Green writes that “history—even if it took 100 years—would eventually start to outgrow its brutes.” Praising Sher’s revival, Green seems to think that we can right the historical wrongs of gender by selectively correcting female-gendered performances without devoting the same attention to male performances. However, our close examination of Higgins’s masculinity reveals a different take. If we pay attention only to female performances, history does not truly “outgrow its brutes,” and nor do we. Instead, those brutes remain tolerable, even likeable, despite their dependence on the same gendered structures that held them up a hundred years ago.

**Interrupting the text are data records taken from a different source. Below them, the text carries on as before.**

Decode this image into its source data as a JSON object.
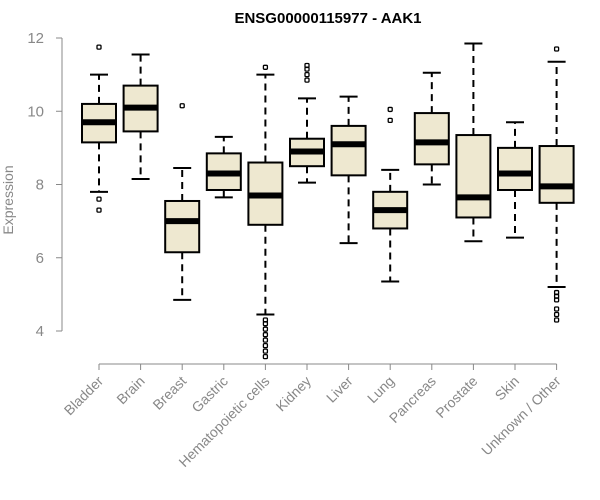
{
  "chart_data": {
    "type": "boxplot",
    "title": "ENSG00000115977 - AAK1",
    "xlabel": "",
    "ylabel": "Expression",
    "ylim": [
      3.2,
      12.2
    ],
    "yticks": [
      4,
      6,
      8,
      10,
      12
    ],
    "box_color": "#EEE8D0",
    "categories": [
      "Bladder",
      "Brain",
      "Breast",
      "Gastric",
      "Hematopoietic cells",
      "Kidney",
      "Liver",
      "Lung",
      "Pancreas",
      "Prostate",
      "Skin",
      "Unknown / Other"
    ],
    "boxes": [
      {
        "name": "Bladder",
        "whisker_low": 7.8,
        "q1": 9.15,
        "median": 9.7,
        "q3": 10.2,
        "whisker_high": 11.0,
        "outliers": [
          7.3,
          7.6,
          11.75
        ]
      },
      {
        "name": "Brain",
        "whisker_low": 8.15,
        "q1": 9.45,
        "median": 10.1,
        "q3": 10.7,
        "whisker_high": 11.55,
        "outliers": []
      },
      {
        "name": "Breast",
        "whisker_low": 4.85,
        "q1": 6.15,
        "median": 7.0,
        "q3": 7.55,
        "whisker_high": 8.45,
        "outliers": [
          10.15
        ]
      },
      {
        "name": "Gastric",
        "whisker_low": 7.65,
        "q1": 7.85,
        "median": 8.3,
        "q3": 8.85,
        "whisker_high": 9.3,
        "outliers": []
      },
      {
        "name": "Hematopoietic cells",
        "whisker_low": 4.45,
        "q1": 6.9,
        "median": 7.7,
        "q3": 8.6,
        "whisker_high": 11.0,
        "outliers": [
          3.3,
          3.45,
          3.6,
          3.75,
          3.9,
          4.05,
          4.2,
          4.3,
          11.2
        ]
      },
      {
        "name": "Kidney",
        "whisker_low": 8.05,
        "q1": 8.5,
        "median": 8.9,
        "q3": 9.25,
        "whisker_high": 10.35,
        "outliers": [
          10.85,
          11.0,
          11.15,
          11.25
        ]
      },
      {
        "name": "Liver",
        "whisker_low": 6.4,
        "q1": 8.25,
        "median": 9.1,
        "q3": 9.6,
        "whisker_high": 10.4,
        "outliers": []
      },
      {
        "name": "Lung",
        "whisker_low": 5.35,
        "q1": 6.8,
        "median": 7.3,
        "q3": 7.8,
        "whisker_high": 8.4,
        "outliers": [
          9.75,
          10.05
        ]
      },
      {
        "name": "Pancreas",
        "whisker_low": 8.0,
        "q1": 8.55,
        "median": 9.15,
        "q3": 9.95,
        "whisker_high": 11.05,
        "outliers": []
      },
      {
        "name": "Prostate",
        "whisker_low": 6.45,
        "q1": 7.1,
        "median": 7.65,
        "q3": 9.35,
        "whisker_high": 11.85,
        "outliers": []
      },
      {
        "name": "Skin",
        "whisker_low": 6.55,
        "q1": 7.85,
        "median": 8.3,
        "q3": 9.0,
        "whisker_high": 9.7,
        "outliers": []
      },
      {
        "name": "Unknown / Other",
        "whisker_low": 5.2,
        "q1": 7.5,
        "median": 7.95,
        "q3": 9.05,
        "whisker_high": 11.35,
        "outliers": [
          4.3,
          4.45,
          4.6,
          4.85,
          4.95,
          5.05,
          11.7
        ]
      }
    ]
  }
}
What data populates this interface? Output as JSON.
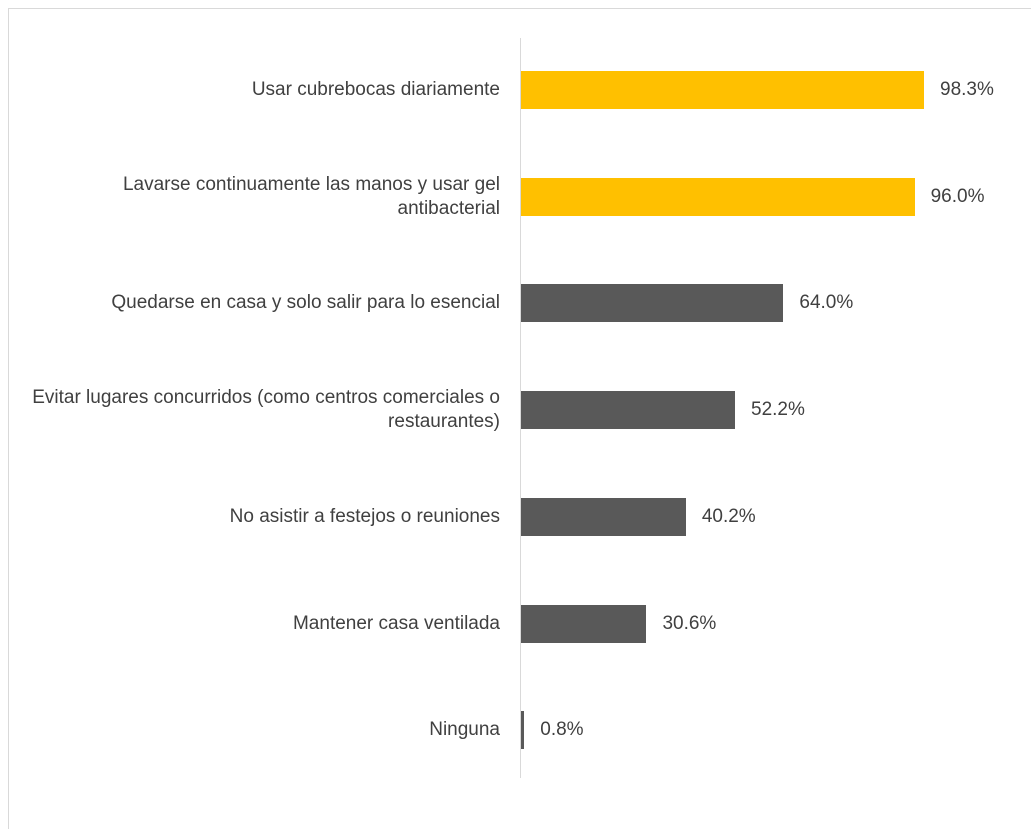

Bridges, Tristan and C. J. Pascoe “Masculinities and Post-Homophobias?” Exploring Masculinities: Identity, Inequality, Continuity, and Change¸ edited by C. J. Pascoe and Tristan Bridges, Oxford University Press, 2016, pp. 412–423.
Green, Jesse. “Review: Whose ‘Fair Lady’? This Time, Eliza’s in Charge.” New York Times, 19 May 2018 https://www.nytimes.com/2018/04/19/theater/my-fair-lady-review-lincoln-center-lauren-ambrose.html.
Kimmel, Michael. “Masculinity as Homophobia: Fear, Shame, and Silence in the Construction of Gender Identity.” Theorizing masculinities, edited by Harry Brod and Michael Kaufman, Sage, 1994, pp. 119-141.